In the last few years I have made ever more friends at the Pavilion. The Dark Jester, Gloomy, EvilNixion, InragedCow. People I consider friends, though we’ve never met. I greatly admire and respect many of the members of the Pavilion. From Valkysas’s strong leadership, to newcomer H2SO4’s intelligence. From Mora’s wisdom and wit to Kefka and Magus’s humor and taste, There are a hundred members that keep me coming back to the pavilion everyday. I have all these friends whom I’ve never met.
I’ve seen a lot at the Pavilion. I was there for it’s early days and rush of initial RPG creators. I was there for the 2K invasion and Angelboi’s “leadership” of the site.
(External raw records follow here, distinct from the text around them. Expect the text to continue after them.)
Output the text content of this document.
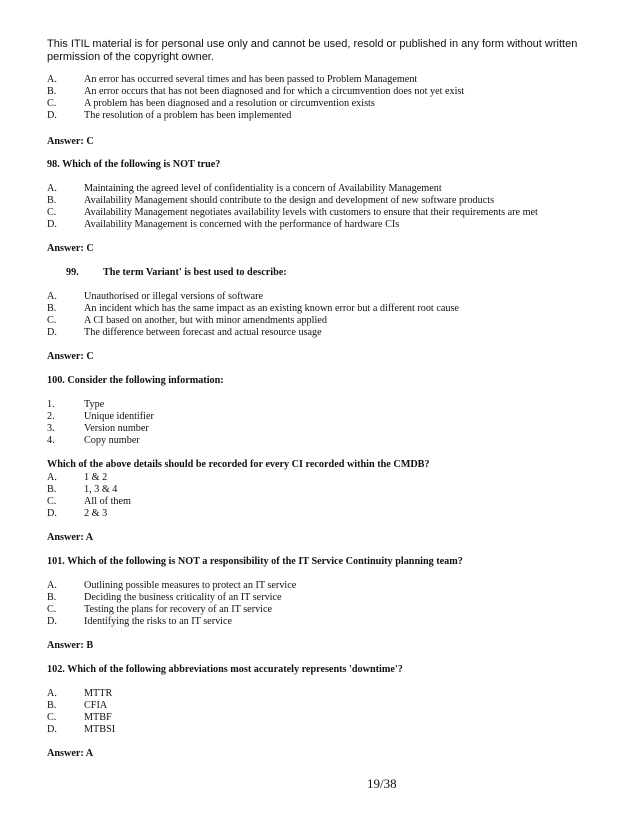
This ITIL material is for personal use only and cannot be used, resold or published in any form without written permission of the copyright owner.
A.	An error has occurred several times and has been passed to Problem Management
B.	An error occurs that has not been diagnosed and for which a circumvention does not yet exist
C.	A problem has been diagnosed and a resolution or circumvention exists
D.	The resolution of a problem has been implemented
Answer: C
98. Which of the following is NOT true?
A.	Maintaining the agreed level of confidentiality is a concern of Availability Management
B.	Availability Management should contribute to the design and development of new software products
C.	Availability Management negotiates availability levels with customers to ensure that their requirements are met
D.	Availability Management is concerned with the performance of hardware CIs
Answer: C
99. The term Variant' is best used to describe:
A.	Unauthorised or illegal versions of software
B.	An incident which has the same impact as an existing known error but a different root cause
C.	A CI based on another, but with minor amendments applied
D.	The difference between forecast and actual resource usage
Answer: C
100. Consider the following information:
1.	Type
2.	Unique identifier
3.	Version number
4.	Copy number
Which of the above details should be recorded for every CI recorded within the CMDB?
A.	1 & 2
B.	1, 3 & 4
C.	All of them
D.	2 & 3
Answer: A
101. Which of the following is NOT a responsibility of the IT Service Continuity planning team?
A.	Outlining possible measures to protect an IT service
B.	Deciding the business criticality of an IT service
C.	Testing the plans for recovery of an IT service
D.	Identifying the risks to an IT service
Answer: B
102. Which of the following abbreviations most accurately represents 'downtime'?
A.	MTTR
B.	CFIA
C.	MTBF
D.	MTBSI
Answer: A
19/38
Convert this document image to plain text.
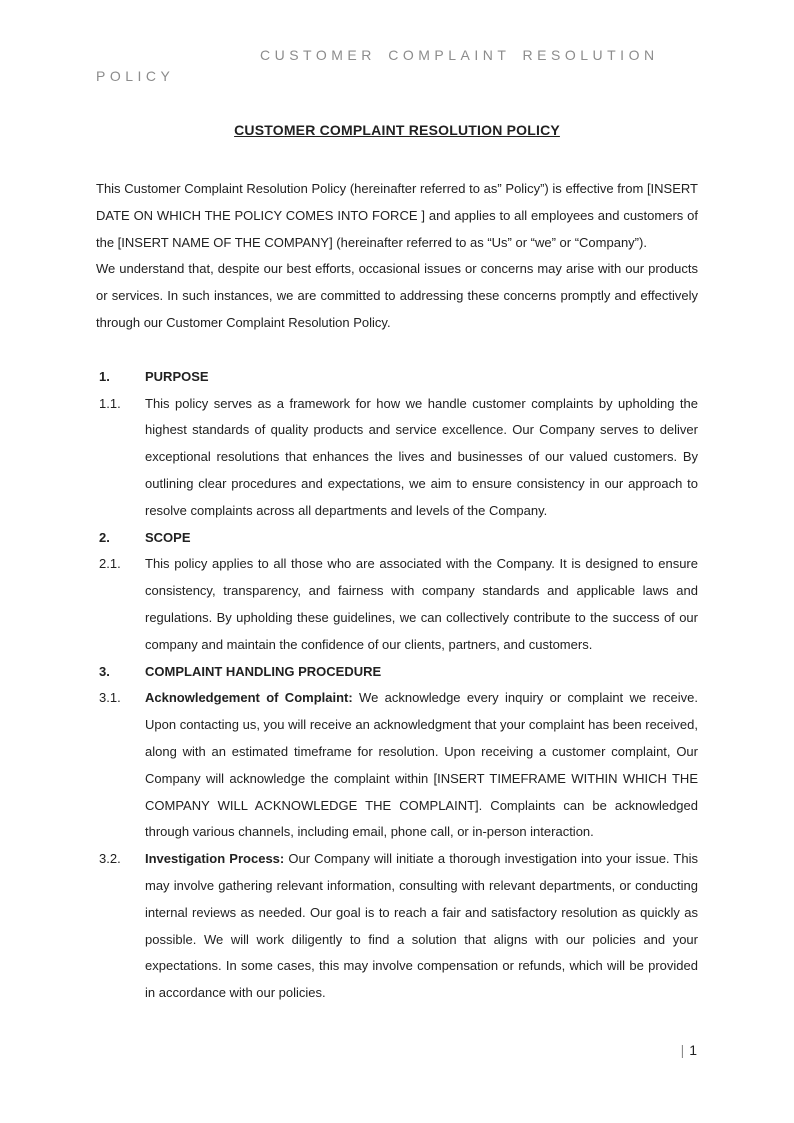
CUSTOMER COMPLAINT RESOLUTION POLICY
CUSTOMER COMPLAINT RESOLUTION POLICY

This Customer Complaint Resolution Policy (hereinafter referred to as” Policy”) is effective from [INSERT DATE ON WHICH THE POLICY COMES INTO FORCE ] and applies to all employees and customers of the [INSERT NAME OF THE COMPANY] (hereinafter referred to as “Us” or “we” or “Company”).

We understand that, despite our best efforts, occasional issues or concerns may arise with our products or services. In such instances, we are committed to addressing these concerns promptly and effectively through our Customer Complaint Resolution Policy.

1.	PURPOSE
1.1.	This policy serves as a framework for how we handle customer complaints by upholding the highest standards of quality products and service excellence. Our Company serves to deliver exceptional resolutions that enhances the lives and businesses of our valued customers. By outlining clear procedures and expectations, we aim to ensure consistency in our approach to resolve complaints across all departments and levels of the Company.
2.	SCOPE
2.1.	This policy applies to all those who are associated with the Company. It is designed to ensure consistency, transparency, and fairness with company standards and applicable laws and regulations. By upholding these guidelines, we can collectively contribute to the success of our company and maintain the confidence of our clients, partners, and customers.
3.	COMPLAINT HANDLING PROCEDURE
3.1.	Acknowledgement of Complaint: We acknowledge every inquiry or complaint we receive. Upon contacting us, you will receive an acknowledgment that your complaint has been received, along with an estimated timeframe for resolution. Upon receiving a customer complaint, Our Company will acknowledge the complaint within [INSERT TIMEFRAME WITHIN WHICH THE COMPANY WILL ACKNOWLEDGE THE COMPLAINT]. Complaints can be acknowledged through various channels, including email, phone call, or in-person interaction.
3.2.	Investigation Process: Our Company will initiate a thorough investigation into your issue. This may involve gathering relevant information, consulting with relevant departments, or conducting internal reviews as needed. Our goal is to reach a fair and satisfactory resolution as quickly as possible. We will work diligently to find a solution that aligns with our policies and your expectations. In some cases, this may involve compensation or refunds, which will be provided in accordance with our policies.
| 1
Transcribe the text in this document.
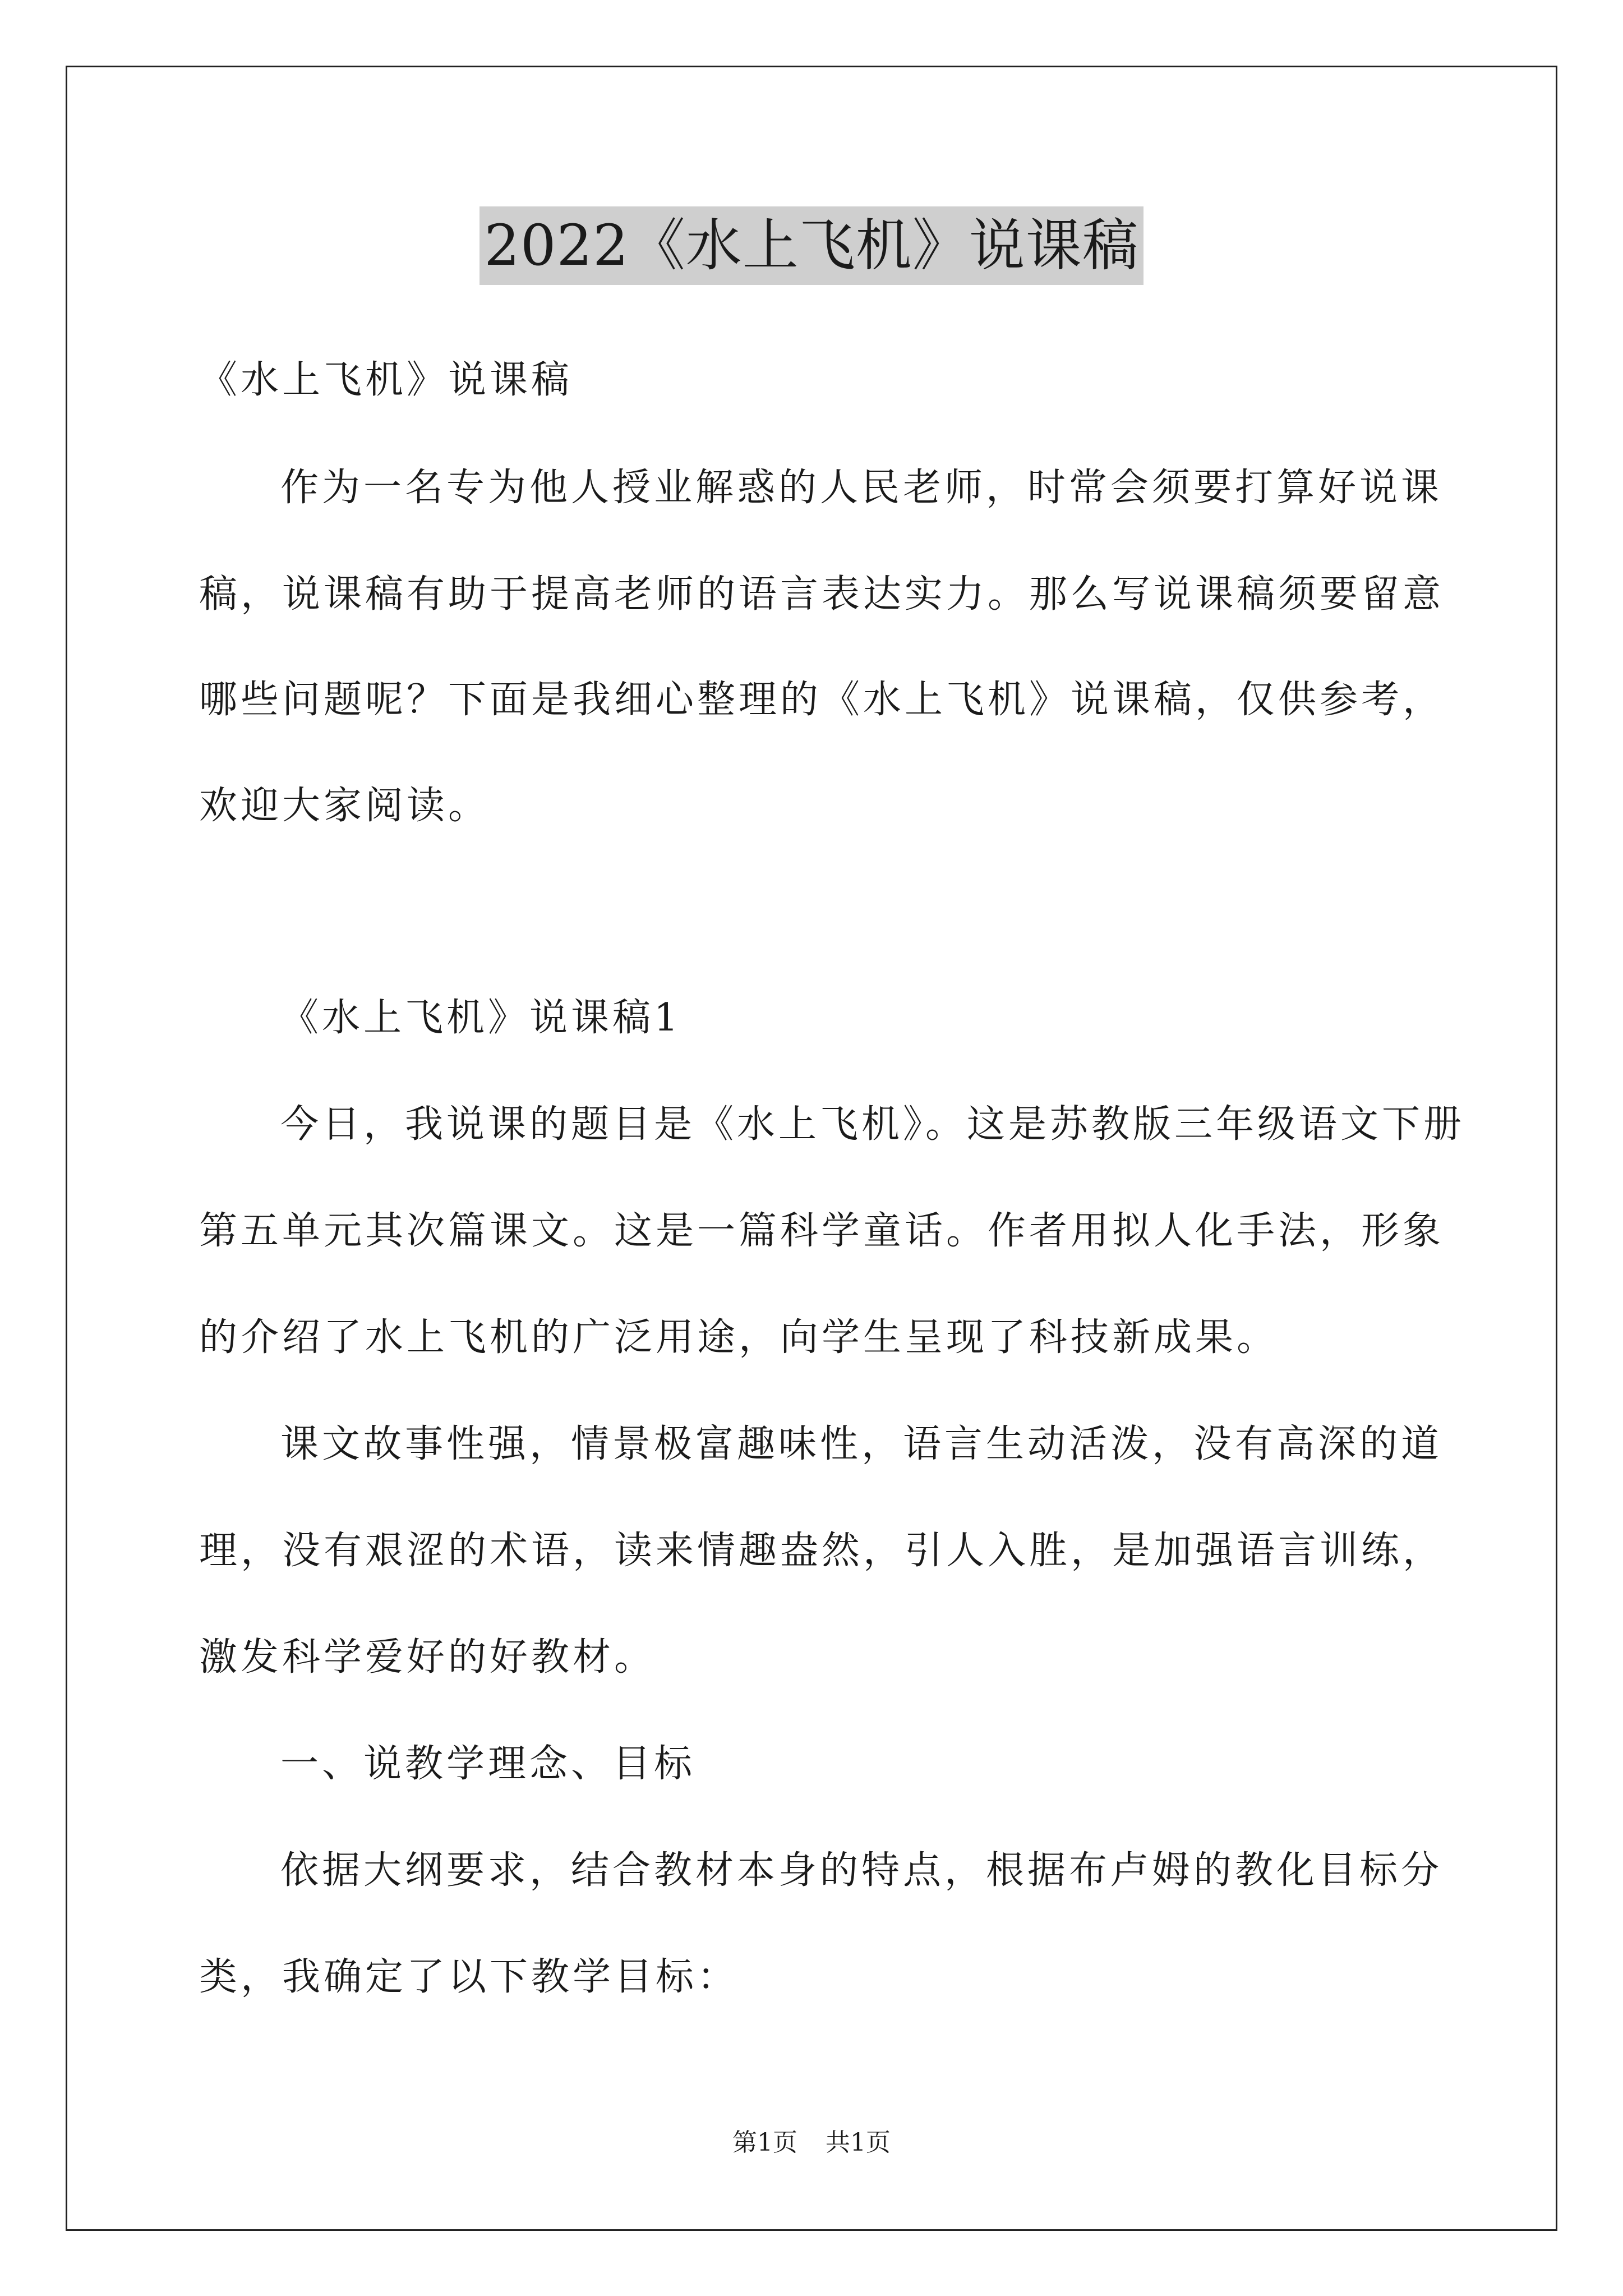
2022《水上飞机》说课稿
《水上飞机》说课稿
作为一名专为他人授业解惑的人民老师，时常会须要打算好说课
稿，说课稿有助于提高老师的语言表达实力。那么写说课稿须要留意
哪些问题呢？下面是我细心整理的《水上飞机》说课稿，仅供参考，
欢迎大家阅读。
《水上飞机》说课稿1
今日，我说课的题目是《水上飞机》。这是苏教版三年级语文下册
第五单元其次篇课文。这是一篇科学童话。作者用拟人化手法，形象
的介绍了水上飞机的广泛用途，向学生呈现了科技新成果。
课文故事性强，情景极富趣味性，语言生动活泼，没有高深的道
理，没有艰涩的术语，读来情趣盎然，引人入胜，是加强语言训练，
激发科学爱好的好教材。
一、说教学理念、目标
依据大纲要求，结合教材本身的特点，根据布卢姆的教化目标分
类，我确定了以下教学目标：
第1页 共1页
I was thrilled when BlitzballStar took my idea for the Imaginari and created a place that everyone could showcase their creations. I was saddened to see the old “blue gears” background and drawing board chatroom discarded in the name of progress. I was thrilled by Valk’s redesign of the site. I am humbled by the work he puts into it everyday. And I am constantly pleased that the Pavilion has lasted for so long. It’s become much more than a website about RPG Maker. It has become a home for me. For six years now it’s been an important part of my life. It’s a place that helped me survive during the worst times of my life. It’s been a place for me to showcase my ideas and art, to laugh and learn, to have important conversations and stupid ones, and most importantly, it’s a place for me to met friends I’ve never met.